Sobel, from the ADL, said the screed written by the Buffalo shooter, Payton Gendron, relied heavily on the Great Replacement theory — “a toxic rejection of multiculturalism and dangerously posits that traditional Americans are being replaced by invaders.”
She noted that Gendron’s writing was primarily lifted from a screed written by the perpetrator of the Christchurch, New Zealand, shootings in 2019 that left 51 people dead in and outside of two mosques.
“Sadly we are seeing a pattern where white supremacist attacks bear unmistakable hallmarks of previous attacks,” Sobel said. “The data also underscores … far-right extremists pose the greatest terror threats to the United States.”

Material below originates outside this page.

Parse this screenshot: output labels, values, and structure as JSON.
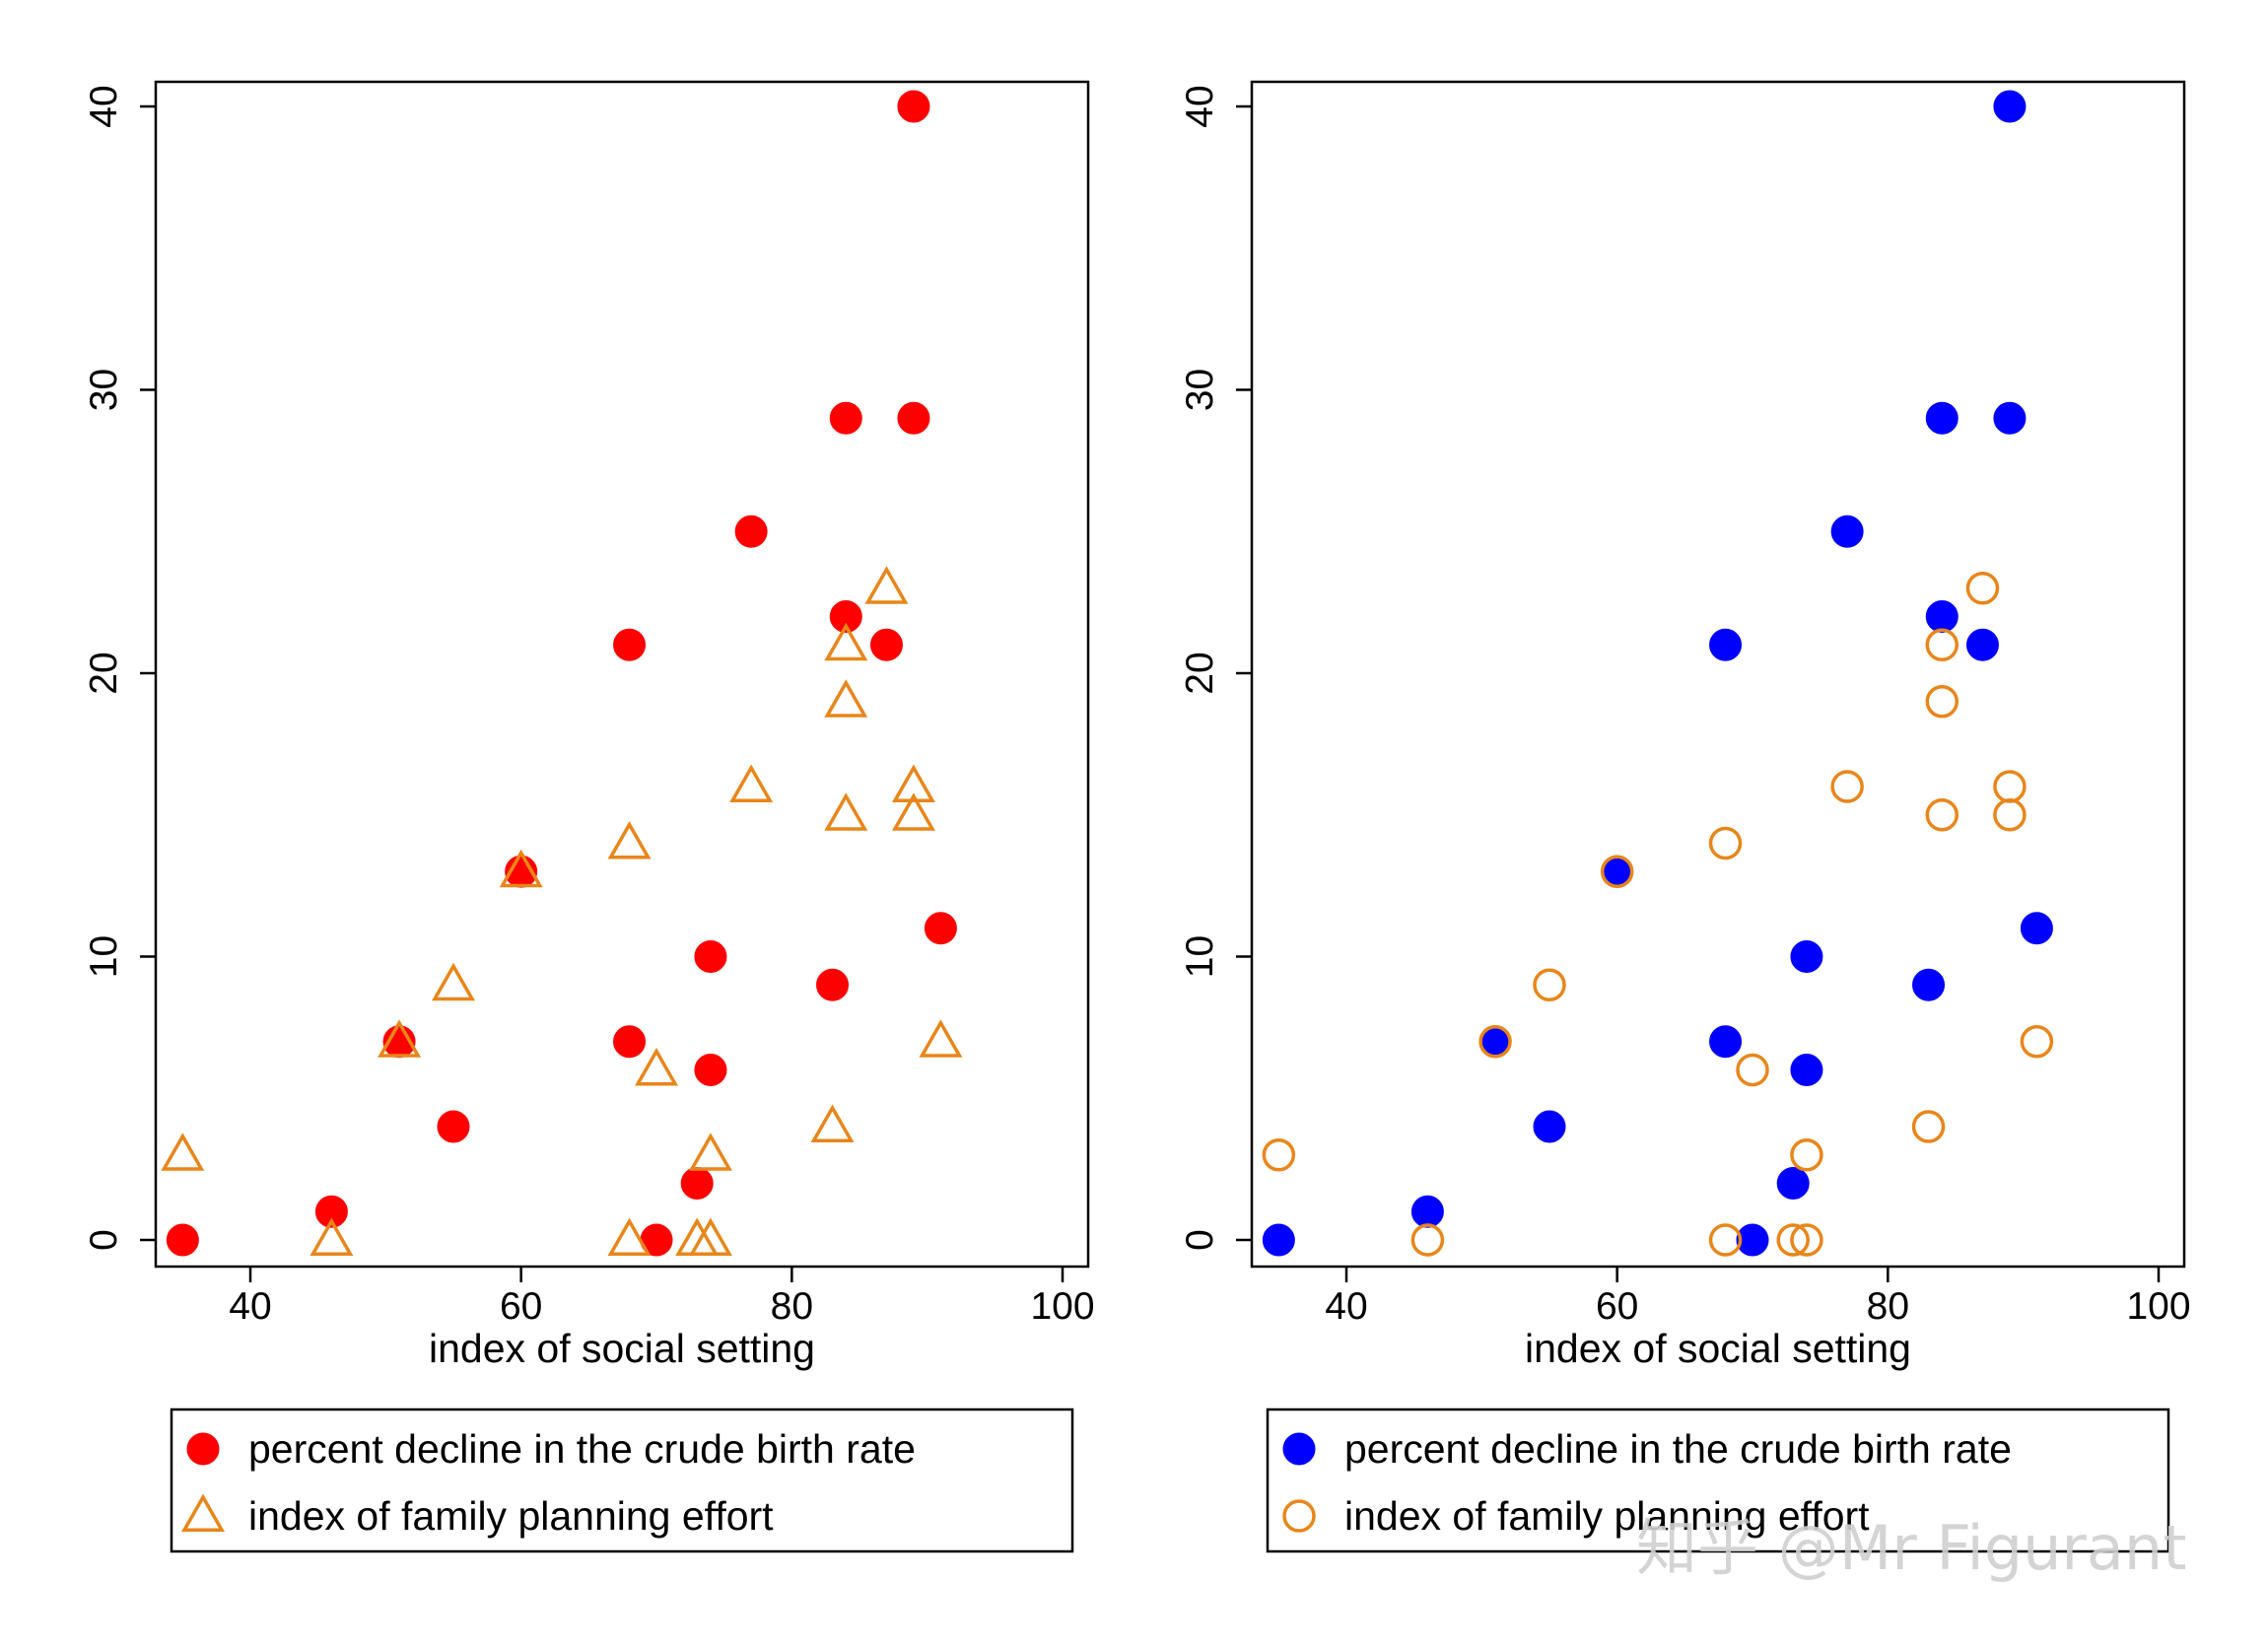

Connecticut, Sobel said, is not immune. In addition to West Hartford and Enfield, towns such as Killingsworth, East Hartford, Trumbull, Westbrook, Hamden and Montville have seen incidents of white supremacist propaganda, flyers, stickers, banners and graffiti, she said.
Bloom noted that there are still a few states that do not have hate crime laws, making federal action such as the DTPA necessary.
“This vital legislation will provide our key federal agencies as well as states additional tools because the issue of domestic terrorism is not going away,” he said.
The bill passed the House 222-203 on Wednesday with only one Republican — Rep. Adam Kinzinger from Illinois — joining all 221 Democrats. Murphy and Blumenthal decried Republican opposition to the bill, saying it wasn’t a partisan issue.
“I don’t know why we don’t have Republicans supporting us. … It simply says the Department of Justice and the Department of Homeland Security should make fighting domestic extremism a priority,” Murphy said. “This isn’t a political bill.”
Murphy noted that 60 votes were needed to get the bill passed in the Senate, and Democrats have the slimmest of majorities at 50-50 with Democratic Vice President Kamala Harris serving as a tie-breaker.
“I certainly worry whether we will be able to get enough Republican support to pass this.”